Henree had responded from the campus Starbucks shortly after class. As he closed his laptop, he noticed the student enter, rushing toward the mobile order pickup counter and picking up two drinks. Henree said his name, but the student did not hear him. The student made his way back outside, handing another large young man one of the drinks. Henree stood from the table and also exited, walking a few paces behind them. They chatted the way friends do, carelessly, loudly, and unconcerned. He followed them to a dorm, where the student swiped his ID and entered, parting ways with the other young man. Henree caught the door just as it closed. Inside, he noticed his student standing at the mail desk in the lobby. Henree approached his student and tapped him on the shoulder.

“Yo, what are you doing here?” the student said.

“I saw you at Starbucks and didn’t see your family. I didn’t see your dying family anywhere,” Henree said.

“Professor Danielson, did you follow me here?”

A girl came back to the desk holding a small Amazon box. She wore a hoodie with the university’s initials, and her hair was wrapped in a bun.

“Here you go,” she said to Henree’s student.

“I followed you because you lied to me. I thought you needed me.” Henree said. He stepped closer to the student. “Did you hear what the fuck I said? You are a fucking liar. Repeat it back to me. Say it to my face. You stupid, lazy motherfucker. Admit you’re a fucking piece of shit liar.”

“What’s going on?” the mail girl said. “Should I call campus security?”

“Say it! Did you hear what the fuck I said?” Henree yelled. His spit flew onto his student’s face.

“I heard you! Say what? Man, I don’t fuckin’ know, say what?” the man missing a pinky toe said.


Henree had been here before. The rental car was pulled onto the curb, the engine still running. The driver’s side door open. The passenger side window rolled down completely. Henree was holding pieces of the torn brown plastic bag. He backed away from the man missing a pinky toe.

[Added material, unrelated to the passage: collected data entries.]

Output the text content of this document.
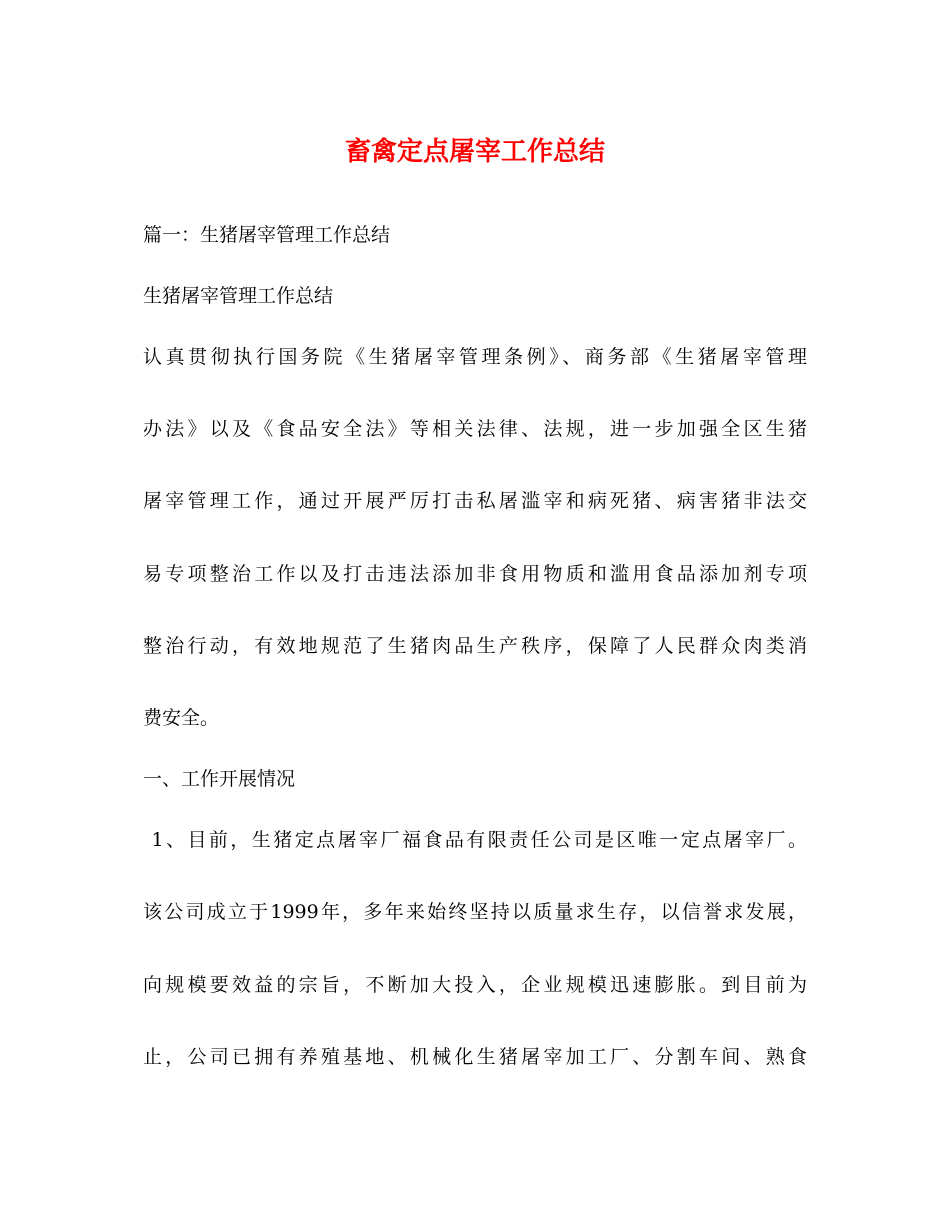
畜禽定点屠宰工作总结
篇一：生猪屠宰管理工作总结
生猪屠宰管理工作总结
认真贯彻执行国务院《生猪屠宰管理条例》、商务部《生猪屠宰管理
办法》以及《食品安全法》等相关法律、法规，进一步加强全区生猪
屠宰管理工作，通过开展严厉打击私屠滥宰和病死猪、病害猪非法交
易专项整治工作以及打击违法添加非食用物质和滥用食品添加剂专项
整治行动，有效地规范了生猪肉品生产秩序，保障了人民群众肉类消
费安全。
一、工作开展情况
1、目前，生猪定点屠宰厂福食品有限责任公司是区唯一定点屠宰厂。
该公司成立于1999年，多年来始终坚持以质量求生存，以信誉求发展，
向规模要效益的宗旨，不断加大投入，企业规模迅速膨胀。到目前为
止，公司已拥有养殖基地、机械化生猪屠宰加工厂、分割车间、熟食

“What the fuck is your problem, man?” he said. “You wanna see what I got, huh? You wanna see so bad, huh? Lemme show you what I got then.”

The man missing a pinky toe punched Henree in the face. The blow knocked Henree down to one knee.

“Fat fuck,” the man missing a pinky toe said. He gave Henree a kick to the head. Blood spurted from Henree’s mouth and onto the sidewalk. The man missing a pinky toe removed Henree’s shoes, and then took off both of his socks. “There. Ya happy? I got some fuckin socks.”

Henree rolled onto his side. The man threw Henree’s shoes back at him before hobbling into a run in the opposite direction. Henree pushed himself upward into a seated position. The side of his face was hot, swelling. Several people had poked their heads out of their tents and stared at him.

“You police?” a woman asked.

Henree spat blood.

“No,” he managed to say as he stood. He collected his shoes, stuffing his bare feet into them. He had polished them with his father’s kit the morning before.

Henree got back into the rental car and closed the door. He adjusted his mirrors and rolled up the passenger side window. He plugged his phone back into the AUX system.


Starting route to The University in Los Angeles.